Baby Maggie |
I've thoroughly enjoyed Summer Fest 2010, particularly the inventive and entertaining recipes over at Simmer Till Done. Cherry Tomato and Maytag Blue Beignets? Yes, please.
I had every intention of contributing a post on Wednesday for Tomato Week -- perhaps cioppino or a tomato tart -- but every time I sat down to write about tomatoes, all I could think about was my most vivid childhood memory, of sneaking out of the house early one morning and eating cherry tomatoes from our garden.

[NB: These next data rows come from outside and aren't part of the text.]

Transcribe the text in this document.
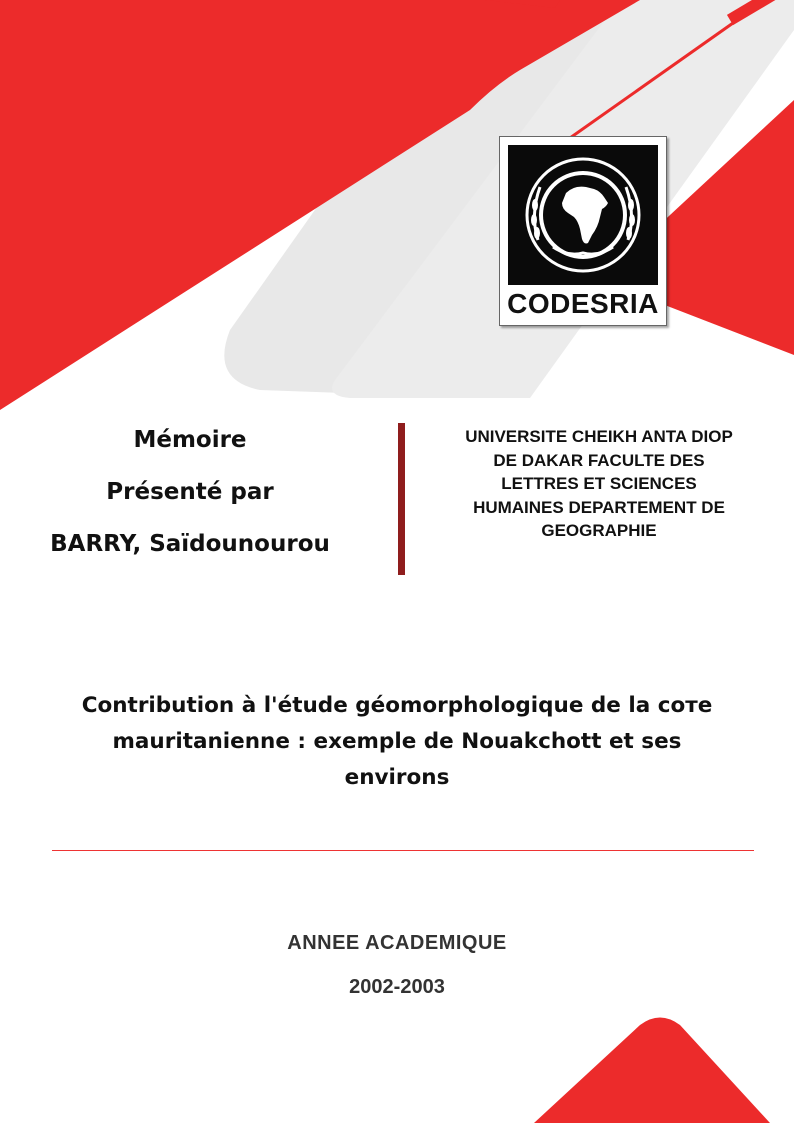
CODESRIA
Mémoire
Présenté par
BARRY, Saïdounourou
UNIVERSITE CHEIKH ANTA DIOP
DE DAKAR FACULTE DES
LETTRES ET SCIENCES
HUMAINES DEPARTEMENT DE
GEOGRAPHIE
Contribution à l'étude géomorphologique de la coте
mauritanienne : exemple de Nouakchott et ses
environs
ANNEE ACADEMIQUE
2002-2003
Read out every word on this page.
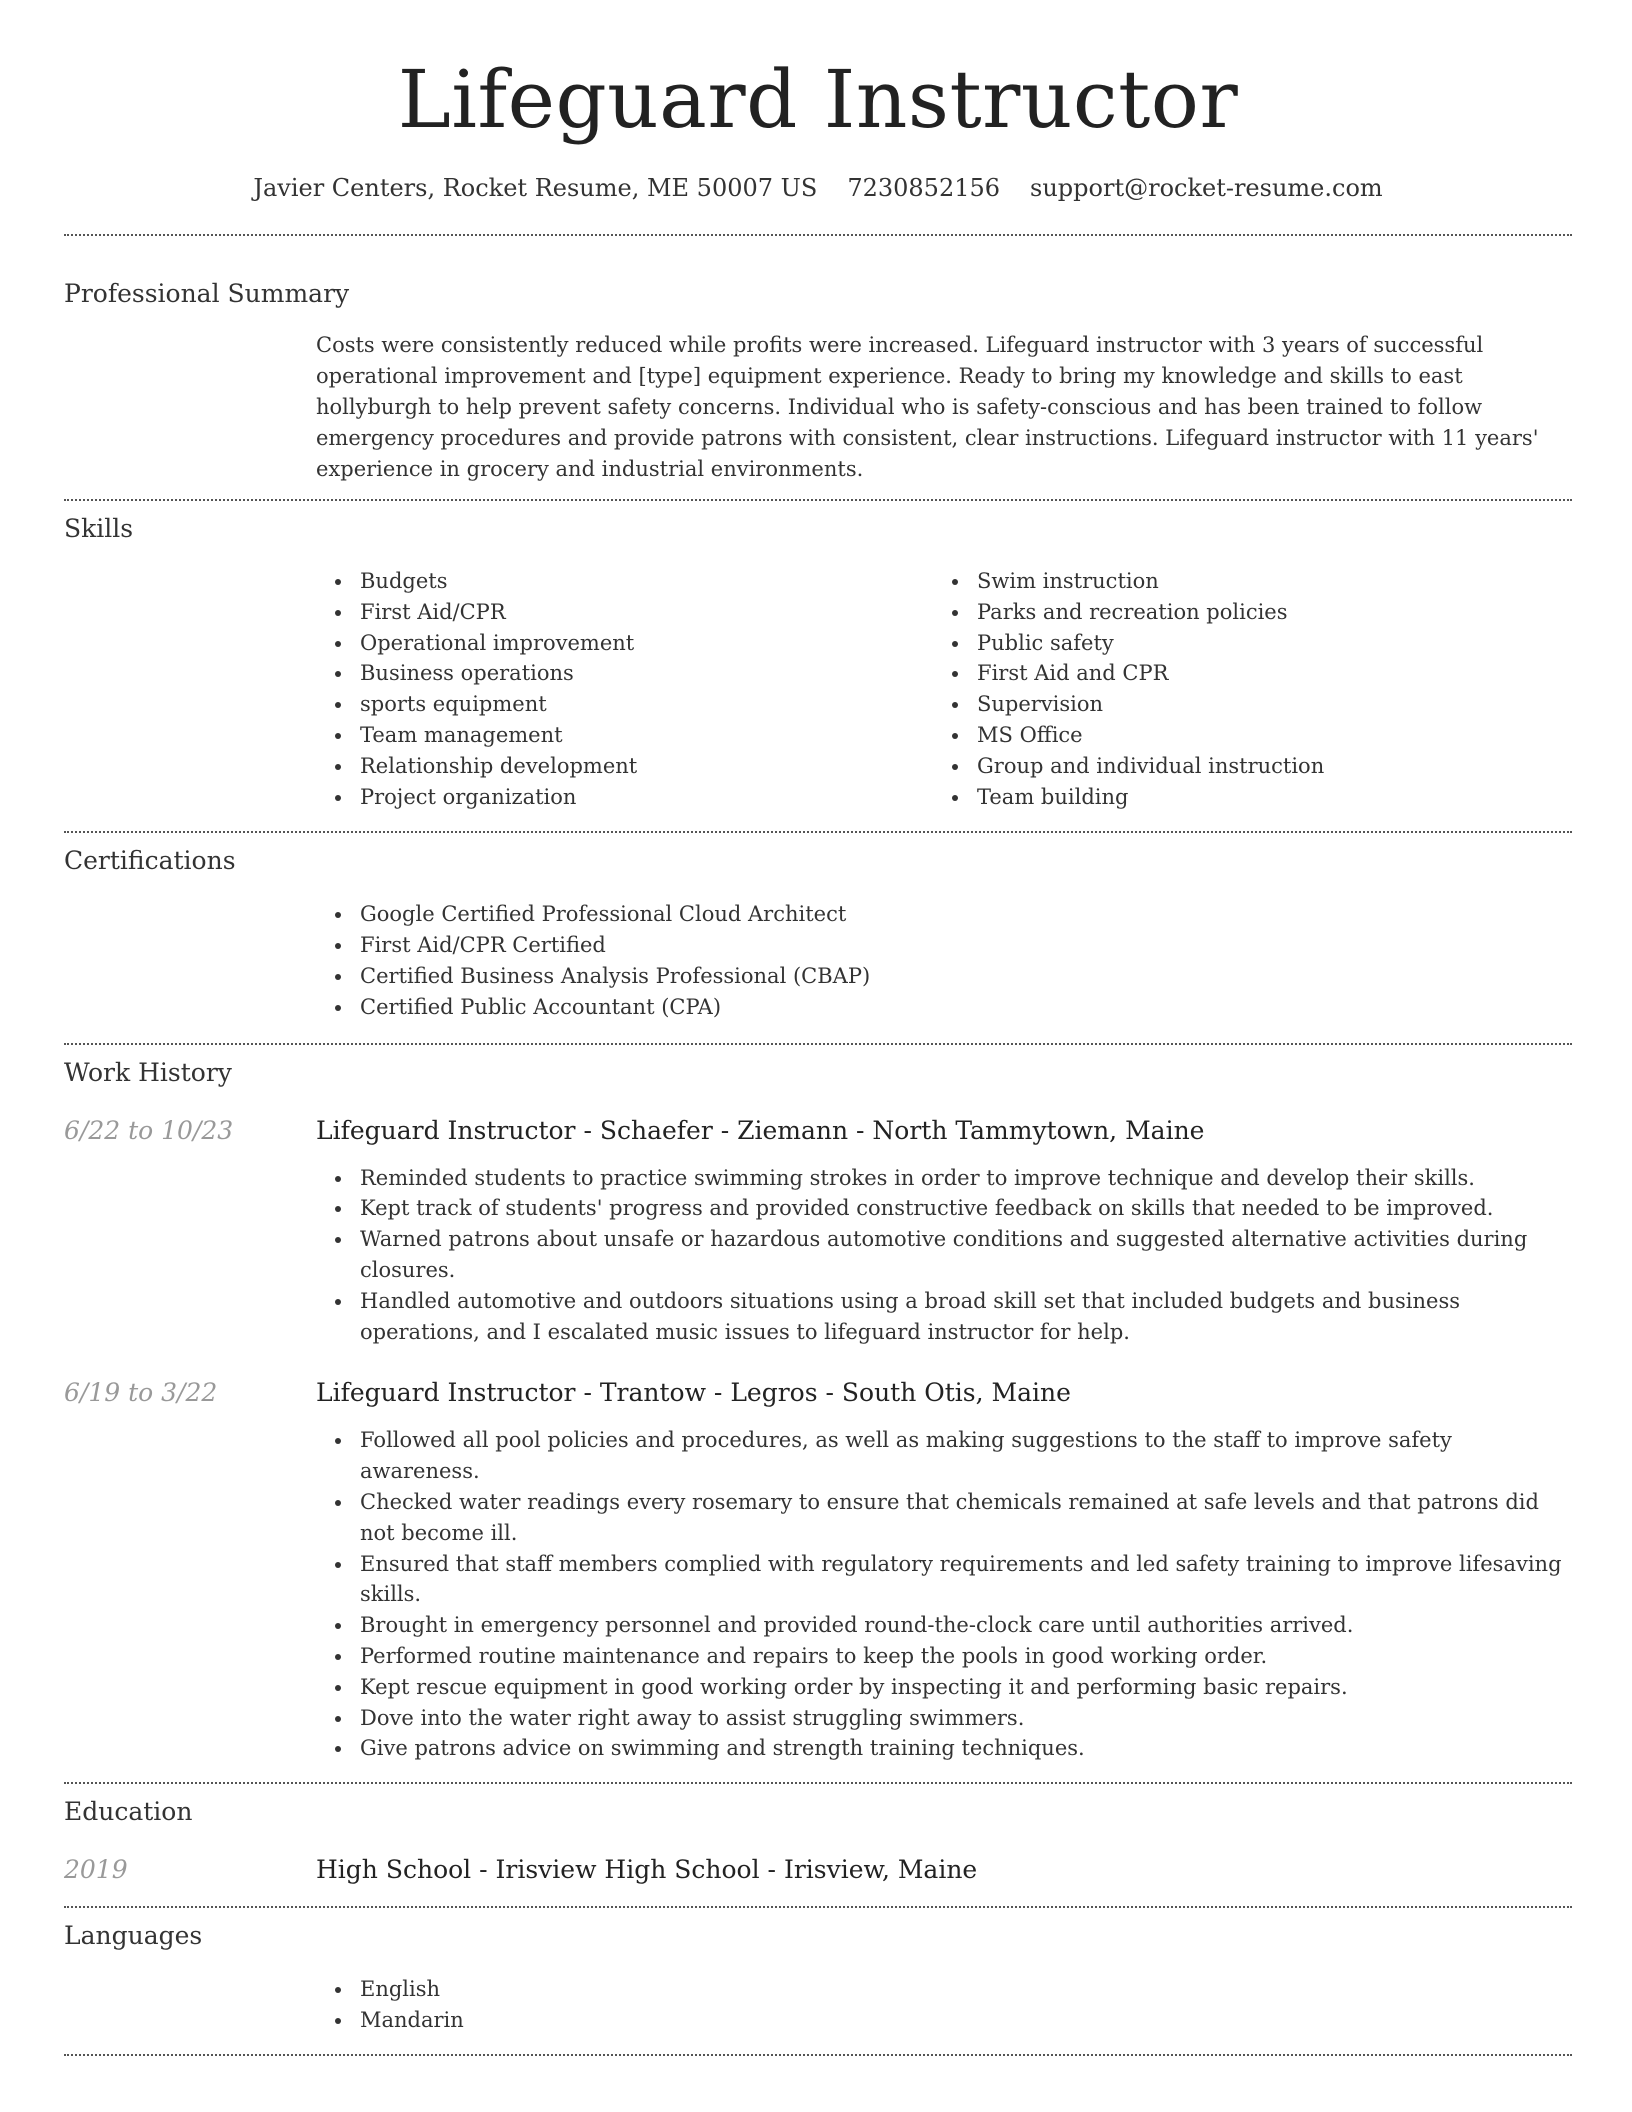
Lifeguard Instructor
Javier Centers, Rocket Resume, ME 50007 US 7230852156 support@rocket-resume.com
Professional Summary
Costs were consistently reduced while profits were increased. Lifeguard instructor with 3 years of successful operational improvement and [type] equipment experience. Ready to bring my knowledge and skills to east hollyburgh to help prevent safety concerns. Individual who is safety-conscious and has been trained to follow emergency procedures and provide patrons with consistent, clear instructions. Lifeguard instructor with 11 years' experience in grocery and industrial environments.
Skills
Budgets
First Aid/CPR
Operational improvement
Business operations
sports equipment
Team management
Relationship development
Project organization
Swim instruction
Parks and recreation policies
Public safety
First Aid and CPR
Supervision
MS Office
Group and individual instruction
Team building
Certifications
Google Certified Professional Cloud Architect
First Aid/CPR Certified
Certified Business Analysis Professional (CBAP)
Certified Public Accountant (CPA)
Work History
6/22 to 10/23	Lifeguard Instructor - Schaefer - Ziemann - North Tammytown, Maine
Reminded students to practice swimming strokes in order to improve technique and develop their skills.
Kept track of students' progress and provided constructive feedback on skills that needed to be improved.
Warned patrons about unsafe or hazardous automotive conditions and suggested alternative activities during closures.
Handled automotive and outdoors situations using a broad skill set that included budgets and business operations, and I escalated music issues to lifeguard instructor for help.
6/19 to 3/22	Lifeguard Instructor - Trantow - Legros - South Otis, Maine
Followed all pool policies and procedures, as well as making suggestions to the staff to improve safety awareness.
Checked water readings every rosemary to ensure that chemicals remained at safe levels and that patrons did not become ill.
Ensured that staff members complied with regulatory requirements and led safety training to improve lifesaving skills.
Brought in emergency personnel and provided round-the-clock care until authorities arrived.
Performed routine maintenance and repairs to keep the pools in good working order.
Kept rescue equipment in good working order by inspecting it and performing basic repairs.
Dove into the water right away to assist struggling swimmers.
Give patrons advice on swimming and strength training techniques.
Education
2019	High School - Irisview High School - Irisview, Maine
Languages
English
Mandarin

It must have been the August a couple of months before my second birthday, because I was old enough to walk but my brother hadn't yet been born. (Meeting him the following April after his middle-of-the-night home birth is the second most vivid memory from my childhood.) Wearing only a cloth diaper, I climbed out of my crib, creeped out of the house and toddled down the flagstone path to our backyard garden.
I don't actually remember the climbing out of the crib part, but I vividly recall standing among the rows of beans and snap peas and tomato plants, plucking cherry tomatoes straight from the vine and smashing them into my mouth. And then I was back in the house, peering over the the edge of my parents' bed on my dad's side, asking with raised arms to be picked up.
I remember my dad taking in the sight of my rubber ball of a tummy streaked with the tomato seeds and juice that pooled in my belly button, and laughing and calling me Rubber Belly Tomato Seed. And my little toddler self squealing with delight at my silly new nickname.
That last month my dad was in the hospital, I would hold his hand during the increasingly frequent procedures to drain fluid from his abdomen. It was a lengthy and anxiety-producing process involving a resident with hopefully steady hands and a very long needle in close proximity to vital organs. And it required my dad to lay very, very still.
To lighten the mood and conjure happy thoughts, I'd playfully point to his swollen belly and whisper, "Who's the Rubber Belly Tomato Seed now?" And we'd talk about that morning so long ago when he picked me up from the side of the bed and held me up above him, tomato juice raining down as he lay there on his back. And he'd tell me that his favorite thing in his whole life was scooping up his children and holding us close.
So I suppose my recipe for Tomato Week goes something like this: get some cherry tomatoes (preferably homegrown and still warm from the morning sun), smash them in your face, let the juice and seeds run down your torso and into your belly button, and hug someone you love. Because tomatoes, like life, are messy and juicy and sometimes best savored in your underwear.